To many of the creationists Doctorow lauds here, the laws of physics are made to be broken, God’s omniscience a thing to be challenged. They—their books and discoveries proclaim—are the great explainers, not religion. There is hubris in this act, Doctorow admits, but homage, too, which might explain why the reader finishes the book feeling like he is leaving not a classroom, but a temple of texts.

All Governments Lie!: The Life And Times Of Rebel Journalist I.f. Stone

Journalists used to get their start at the age kids these days start delivering papers. Born in Philadelphia in 1907, left-wing reporter I.F. Stone came from this era, and in this overstuffed biography, Myra MacPherson tells his story. From his early days reporting at the Philadelphia Record , to the many years he spent as a correspondent at The Nation , Stone was a fabulous gumshoe who knew to always distrust politicians and governments. Impatient with mainstream publications, and having survived the demise of two start-ups, he began publishing his I.F. Stone’s Weekly in the ’50s, during the worst of the Red Scare. Stone eventually grew his publication to an impressive 70,000 copy circulation and used it like a bully pulpit—only facts, not rhetoric, were his strongest weapons. “His fans often said that they would read The New York Times on an issue, then read Stone, and recognize that Stone was providing more insights,” writes MacPherson. This book elegantly reminds us we could use him today, too.

Half Of A Yellow Sun

Set in the secessionist republic of Biafra in the ’60s, this powerful novel captures a nation’s swift plummet from great expectations to the privations of war. The narrator for this plunge is a 13-year-old houseboy, Ugwu, through whom Adichie conjures a diverse cast of characters. There’s Odenigbo, a well-to-do math professor, and Olanna, his London-educated mistress, and Kaienne, Olanna’s twin sister, who dates Richard, a British man who has come to Nigeria to write about Igbo art.

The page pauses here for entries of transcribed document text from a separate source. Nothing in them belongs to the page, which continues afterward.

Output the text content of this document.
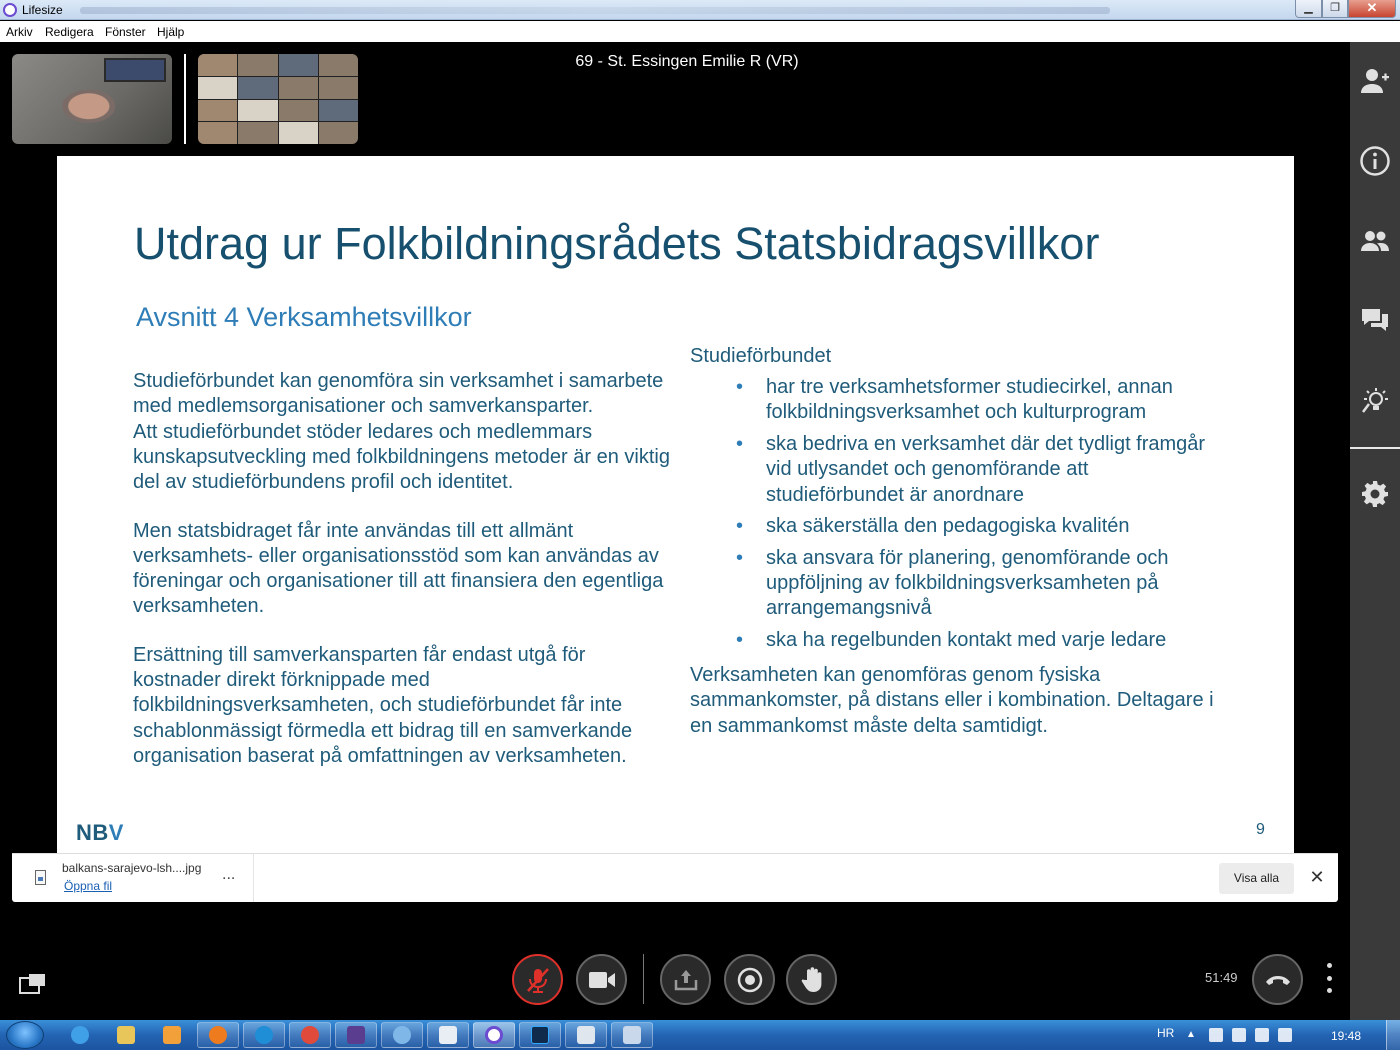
Lifesize	▁	❐	✕
Arkiv Redigera Fönster Hjälp
69 - St. Essingen Emilie R (VR)
Utdrag ur Folkbildningsrådets Statsbidragsvillkor
Avsnitt 4 Verksamhetsvillkor

Studieförbundet kan genomföra sin verksamhet i samarbete med medlemsorganisationer och samverkansparter.
Att studieförbundet stöder ledares och medlemmars kunskapsutveckling med folkbildningens metoder är en viktig del av studieförbundens profil och identitet.

Men statsbidraget får inte användas till ett allmänt verksamhets- eller organisationsstöd som kan användas av föreningar och organisationer till att finansiera den egentliga verksamheten.

Ersättning till samverkansparten får endast utgå för kostnader direkt förknippade med folkbildningsverksamheten, och studieförbundet får inte schablonmässigt förmedla ett bidrag till en samverkande organisation baserat på omfattningen av verksamheten.

Studieförbundet

• har tre verksamhetsformer studiecirkel, annan folkbildningsverksamhet och kulturprogram
• ska bedriva en verksamhet där det tydligt framgår vid utlysandet och genomförande att studieförbundet är anordnare
• ska säkerställa den pedagogiska kvalitén
• ska ansvara för planering, genomförande och uppföljning av folkbildningsverksamheten på arrangemangsnivå
• ska ha regelbunden kontakt med varje ledare

Verksamheten kan genomföras genom fysiska sammankomster, på distans eller i kombination. Deltagare i en sammankomst måste delta samtidigt.

NBV	9
balkans-sarajevo-lsh....jpg
Öppna fil
...	Visa alla	✕
51:49
HR ▲	19:48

When war breaks out, their intertwined fates briefly collapse into one before taking varying turns for the worse. Olanna descends into poverty and near starvation while Ugwu is conscripted to war. Richard gives up on the book he intended to write. As the civil war rages, the world looks on, refusing to acknowledge either the new nation’s sovereignty or its privations.

Adichie, who was born in 1977, is too young to have lived through this tumultuous period, but she recreates it movingly here in language that is beautiful and precise, ever-watchful of overstating a loss of innocence that speaks for itself.